Ed essa dopo una prima parte di grande impatto narrativo - magari anche con eccessi che rischiano di sfociare in una inutile volgarità - scade nel raccontino. Non credo però che gli sceneggiatori ed il regista avessero l’ambizione di intervenire sul tema della scissione della città in due o più sottocomunità, magari confliggenti. E a dire il vero un po’ tutta la discussione che ne è nata mi è parsa qui e lì forzata. Artificiale. La Napoli di Posillipo, di Poggioreale o di San Giacomo dei Capri sono entità sociologicamente ed economicamente distanti. Questo è ben noto. Ma è vero qui come a New York, a Londra o a Parigi. A Napoli piuttosto, secondo me , contrariamente a quello che leggo, restano in vita molti canali di comunicazione e di contaminazione tra i vari strati sociali. Aspetto che trova la sua massima espressione nella struttura sociale che popola il centro storico. Si è parlato molto de Le due Napoli di Rea. Il saggio va inquadrato nel periodo drammatico del dopoguerra nel quale egli lo scrive. E nell’esigenza che egli avverte di strappare il velo tra la trasfigurazione letteraria di Napoli e la sua realtà effettiva. Rea insomma aggredisce lo storytelling che trasformava i bassi quasi in luoghi ameni nascondendone lo squallore del quotidiano. Di ciò incolpando gli scrittori napoletani da Di Giacomo ad Eduardo. Le due Napoli” di Rea sono la città narrata, in particolare dagli autori cittadini, e quella reale. Con l’effetto che lo storytelling si è imposto trasfigurando la realtà di Napoli agli occhi di tutto il mondo. Il racconto di una Napoli che “sottomette la miseria al colore”. E sottolineiamo che Napoli è stata sempre una fonte ricca per lo storytelling.

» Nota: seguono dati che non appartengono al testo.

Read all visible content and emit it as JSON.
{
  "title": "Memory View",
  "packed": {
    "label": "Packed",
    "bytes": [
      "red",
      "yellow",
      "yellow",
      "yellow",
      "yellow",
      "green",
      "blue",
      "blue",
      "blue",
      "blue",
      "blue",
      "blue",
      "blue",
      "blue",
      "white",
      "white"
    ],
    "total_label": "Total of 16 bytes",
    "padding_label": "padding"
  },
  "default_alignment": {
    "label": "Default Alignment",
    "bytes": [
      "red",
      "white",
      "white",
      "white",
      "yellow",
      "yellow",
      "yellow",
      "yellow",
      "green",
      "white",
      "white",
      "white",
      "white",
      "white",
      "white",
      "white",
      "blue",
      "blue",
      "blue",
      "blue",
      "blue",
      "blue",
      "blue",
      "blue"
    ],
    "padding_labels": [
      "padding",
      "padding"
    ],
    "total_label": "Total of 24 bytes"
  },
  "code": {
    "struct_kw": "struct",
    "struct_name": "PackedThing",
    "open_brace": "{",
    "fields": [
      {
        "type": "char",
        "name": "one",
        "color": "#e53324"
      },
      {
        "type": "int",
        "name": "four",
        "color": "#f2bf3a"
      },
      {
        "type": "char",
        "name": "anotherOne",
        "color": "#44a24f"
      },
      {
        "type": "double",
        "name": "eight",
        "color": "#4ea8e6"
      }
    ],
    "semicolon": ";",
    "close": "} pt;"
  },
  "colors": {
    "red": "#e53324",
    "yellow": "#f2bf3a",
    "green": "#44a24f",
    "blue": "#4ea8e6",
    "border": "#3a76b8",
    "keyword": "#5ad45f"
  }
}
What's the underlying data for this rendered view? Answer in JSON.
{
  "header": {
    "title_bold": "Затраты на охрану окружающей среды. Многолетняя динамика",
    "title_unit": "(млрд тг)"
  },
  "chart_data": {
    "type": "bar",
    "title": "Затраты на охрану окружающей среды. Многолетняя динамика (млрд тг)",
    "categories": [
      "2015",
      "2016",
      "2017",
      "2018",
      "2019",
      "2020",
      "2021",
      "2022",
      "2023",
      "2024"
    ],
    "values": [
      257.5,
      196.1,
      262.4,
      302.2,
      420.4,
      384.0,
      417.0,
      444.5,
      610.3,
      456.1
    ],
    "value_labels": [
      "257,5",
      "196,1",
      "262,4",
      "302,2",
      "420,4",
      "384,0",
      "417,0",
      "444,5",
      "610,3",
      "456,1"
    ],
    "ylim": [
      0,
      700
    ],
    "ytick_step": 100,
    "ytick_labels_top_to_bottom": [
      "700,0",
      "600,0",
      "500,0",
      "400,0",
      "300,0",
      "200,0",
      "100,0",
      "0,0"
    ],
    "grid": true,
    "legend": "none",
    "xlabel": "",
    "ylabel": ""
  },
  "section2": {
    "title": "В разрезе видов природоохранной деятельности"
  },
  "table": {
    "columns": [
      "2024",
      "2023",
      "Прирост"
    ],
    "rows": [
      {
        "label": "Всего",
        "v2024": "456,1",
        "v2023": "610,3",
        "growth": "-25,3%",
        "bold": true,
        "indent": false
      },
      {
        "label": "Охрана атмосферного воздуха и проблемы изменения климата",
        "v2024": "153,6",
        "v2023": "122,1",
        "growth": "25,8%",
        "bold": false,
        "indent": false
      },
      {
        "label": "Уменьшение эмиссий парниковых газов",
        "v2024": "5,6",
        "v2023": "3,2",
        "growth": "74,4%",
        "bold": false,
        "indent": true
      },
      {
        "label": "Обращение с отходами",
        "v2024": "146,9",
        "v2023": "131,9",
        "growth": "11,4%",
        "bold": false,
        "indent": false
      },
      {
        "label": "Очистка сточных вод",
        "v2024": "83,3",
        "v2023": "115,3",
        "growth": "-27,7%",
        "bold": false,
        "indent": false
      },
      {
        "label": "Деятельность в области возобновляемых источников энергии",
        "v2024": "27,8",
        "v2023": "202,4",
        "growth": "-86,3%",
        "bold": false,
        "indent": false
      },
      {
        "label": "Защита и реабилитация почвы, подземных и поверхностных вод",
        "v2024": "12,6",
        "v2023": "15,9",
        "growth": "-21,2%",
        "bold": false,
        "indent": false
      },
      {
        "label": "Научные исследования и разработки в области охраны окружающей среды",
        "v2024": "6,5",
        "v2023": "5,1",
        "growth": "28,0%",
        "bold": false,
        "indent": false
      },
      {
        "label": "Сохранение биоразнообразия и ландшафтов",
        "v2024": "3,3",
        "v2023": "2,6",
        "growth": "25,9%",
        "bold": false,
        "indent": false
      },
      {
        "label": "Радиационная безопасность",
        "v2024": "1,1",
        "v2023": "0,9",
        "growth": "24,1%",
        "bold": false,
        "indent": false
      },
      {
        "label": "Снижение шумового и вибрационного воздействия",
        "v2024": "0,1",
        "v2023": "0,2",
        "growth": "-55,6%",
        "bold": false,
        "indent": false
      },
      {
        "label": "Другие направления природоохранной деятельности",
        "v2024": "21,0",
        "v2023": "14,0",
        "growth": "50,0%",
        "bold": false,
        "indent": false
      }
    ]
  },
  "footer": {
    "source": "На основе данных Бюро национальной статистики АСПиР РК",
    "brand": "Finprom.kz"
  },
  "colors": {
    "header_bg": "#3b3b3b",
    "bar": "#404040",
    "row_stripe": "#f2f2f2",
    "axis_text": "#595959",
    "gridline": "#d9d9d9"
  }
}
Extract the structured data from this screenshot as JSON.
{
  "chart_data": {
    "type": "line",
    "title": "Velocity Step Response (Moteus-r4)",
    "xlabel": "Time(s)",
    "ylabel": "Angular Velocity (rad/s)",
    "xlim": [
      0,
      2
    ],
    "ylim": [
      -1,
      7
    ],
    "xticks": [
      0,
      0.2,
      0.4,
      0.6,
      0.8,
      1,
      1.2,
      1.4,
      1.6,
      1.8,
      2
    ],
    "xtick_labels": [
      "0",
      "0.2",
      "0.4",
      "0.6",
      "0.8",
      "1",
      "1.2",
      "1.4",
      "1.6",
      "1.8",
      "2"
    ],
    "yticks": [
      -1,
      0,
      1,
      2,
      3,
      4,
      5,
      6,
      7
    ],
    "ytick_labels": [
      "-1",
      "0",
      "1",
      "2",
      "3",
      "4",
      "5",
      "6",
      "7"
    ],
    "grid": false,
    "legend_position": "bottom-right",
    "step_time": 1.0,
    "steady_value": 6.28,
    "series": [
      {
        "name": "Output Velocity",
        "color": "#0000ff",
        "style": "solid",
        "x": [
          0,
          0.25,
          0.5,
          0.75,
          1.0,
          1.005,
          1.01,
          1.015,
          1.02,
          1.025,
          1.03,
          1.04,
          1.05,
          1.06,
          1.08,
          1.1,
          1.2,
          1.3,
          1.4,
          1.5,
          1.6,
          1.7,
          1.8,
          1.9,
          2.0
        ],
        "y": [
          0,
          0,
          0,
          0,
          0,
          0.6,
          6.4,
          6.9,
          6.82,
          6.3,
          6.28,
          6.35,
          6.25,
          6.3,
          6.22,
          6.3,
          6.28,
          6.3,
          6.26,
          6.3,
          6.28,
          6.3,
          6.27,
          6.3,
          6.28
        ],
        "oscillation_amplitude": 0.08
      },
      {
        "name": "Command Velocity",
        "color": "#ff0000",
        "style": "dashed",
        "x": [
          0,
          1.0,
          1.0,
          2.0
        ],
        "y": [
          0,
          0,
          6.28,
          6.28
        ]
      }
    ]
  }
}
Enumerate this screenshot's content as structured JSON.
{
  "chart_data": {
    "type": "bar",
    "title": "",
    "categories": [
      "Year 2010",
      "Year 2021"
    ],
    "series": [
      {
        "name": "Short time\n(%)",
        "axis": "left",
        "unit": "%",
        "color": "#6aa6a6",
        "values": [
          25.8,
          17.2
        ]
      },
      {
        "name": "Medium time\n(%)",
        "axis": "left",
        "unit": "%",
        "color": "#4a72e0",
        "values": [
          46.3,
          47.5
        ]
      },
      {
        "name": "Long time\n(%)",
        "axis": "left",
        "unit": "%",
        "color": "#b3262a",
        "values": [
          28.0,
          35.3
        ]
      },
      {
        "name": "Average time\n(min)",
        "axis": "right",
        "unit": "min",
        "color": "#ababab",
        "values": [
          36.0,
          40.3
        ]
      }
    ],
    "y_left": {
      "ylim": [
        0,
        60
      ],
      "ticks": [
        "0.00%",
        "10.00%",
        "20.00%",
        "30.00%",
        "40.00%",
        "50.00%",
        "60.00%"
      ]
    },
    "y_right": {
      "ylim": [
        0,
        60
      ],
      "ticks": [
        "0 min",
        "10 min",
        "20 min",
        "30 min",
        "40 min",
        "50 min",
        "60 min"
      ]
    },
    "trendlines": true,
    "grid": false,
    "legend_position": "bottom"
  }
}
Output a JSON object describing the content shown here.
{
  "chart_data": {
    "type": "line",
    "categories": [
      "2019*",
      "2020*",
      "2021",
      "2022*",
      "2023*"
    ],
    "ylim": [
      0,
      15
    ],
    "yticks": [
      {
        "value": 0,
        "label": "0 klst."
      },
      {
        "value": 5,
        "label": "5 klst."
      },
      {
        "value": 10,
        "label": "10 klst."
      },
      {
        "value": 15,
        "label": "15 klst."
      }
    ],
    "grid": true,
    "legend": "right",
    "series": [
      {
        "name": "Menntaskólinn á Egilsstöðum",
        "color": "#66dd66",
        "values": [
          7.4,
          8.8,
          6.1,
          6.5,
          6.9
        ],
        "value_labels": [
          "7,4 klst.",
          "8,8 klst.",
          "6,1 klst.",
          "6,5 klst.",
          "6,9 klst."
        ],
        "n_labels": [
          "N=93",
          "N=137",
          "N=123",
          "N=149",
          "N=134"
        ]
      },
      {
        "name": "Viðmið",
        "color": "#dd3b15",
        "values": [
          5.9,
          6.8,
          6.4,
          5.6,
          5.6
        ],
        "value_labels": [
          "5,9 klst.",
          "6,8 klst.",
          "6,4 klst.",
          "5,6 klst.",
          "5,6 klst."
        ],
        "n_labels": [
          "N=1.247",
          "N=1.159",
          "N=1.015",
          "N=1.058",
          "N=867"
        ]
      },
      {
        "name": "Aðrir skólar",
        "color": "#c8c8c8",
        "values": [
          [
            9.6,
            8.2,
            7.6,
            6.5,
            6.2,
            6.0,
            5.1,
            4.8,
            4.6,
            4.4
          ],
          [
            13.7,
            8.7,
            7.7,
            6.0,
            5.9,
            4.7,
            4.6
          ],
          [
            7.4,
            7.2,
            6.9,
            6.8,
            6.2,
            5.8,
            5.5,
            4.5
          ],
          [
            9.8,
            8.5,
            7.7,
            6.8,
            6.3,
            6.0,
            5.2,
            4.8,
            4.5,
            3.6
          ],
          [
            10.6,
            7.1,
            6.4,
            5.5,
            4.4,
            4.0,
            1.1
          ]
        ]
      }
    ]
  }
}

Romanzi, film, pièce teatrali, sceneggiate, opere musicali, tradizione orale i veicoli della narrazione. Napoli ha sempre ispirato racconti.

Della Napoli reale non si narra , sosteneva Rea, perché per certi versi gli stessi napoletani si sono convinti di essere quelli dello storytelling. E addirittura i napoletani insorgono se qualcuno si azzarda a negare la fondatezza della Napoli narrata. Una sorta di enclave esclusivo nel panorama mondiale.
E proprio questa ultima mi sembra una delle caratteristiche peculiari della città. Una caratteristica unificante. Scriveva La Capria “Il pericolo è questo, che Napoli offesa e troppo maltrattata si chiuda risentita in se stessa. Che preferisca sue ferite. Ma la verità è che non può, perché da sola non potrebbe mai farcela, non ne ha la forza morale e la possibilità materiale”. Una disamina, per certi versi simile, la compì tempo fa in un editoriale Paolo Macry. Napoli è diventata politicamente provinciale. “Vive e pensa e lavora nei propri confini… Sembra rassegnata ai limiti della propria realtà strutturale e culturale… Bisognerà recuperare l’ottica della nazione e dello Stato”. Insomma non due o tre Napoli. Ma una. Quella, lo ripeto, che si guarda come un “enclave” a sé stante sul pianeta. Al di fuori dell’Europa. Dell’Italia. Addirittura del Mezzogiorno. E che fa quadrato nei confronti di chiunque voglia rompere questa armonia.

Chiudo con una osservazione. Non è rimasto escluso dal dibattito il rimbrotto alla società civile. Il silenzio, l’astrattezza della società civile napoletana. Devo confessare un mio limite Non so che cosa si intende per società civile. Diceva Paul Ginsborg, non è facile capire dov’è e neanche cos’è. I vu cumprà fanno parte della società civile? O bisogna avere almeno la laurea triennale per esservi ammessi? Quando parlo di società civile cito sempre una eccezionale vignetta di Altan: un signore di mezza età (appartenente alla società civile) dice alla moglie casalinga (e quindi esclusa): “Dobbiamo aprirci alla società civile”. E lei gli chiede: “Vengono loro da noi, o andiamo noi da loro?”.
Insomma forse non esistono due Napoli perché ne esistono mille. Che però si fondono e si mescolano l’una con l’altra nella dimensione browniana e pulviscolare nella quale scorre la vita quotidiana.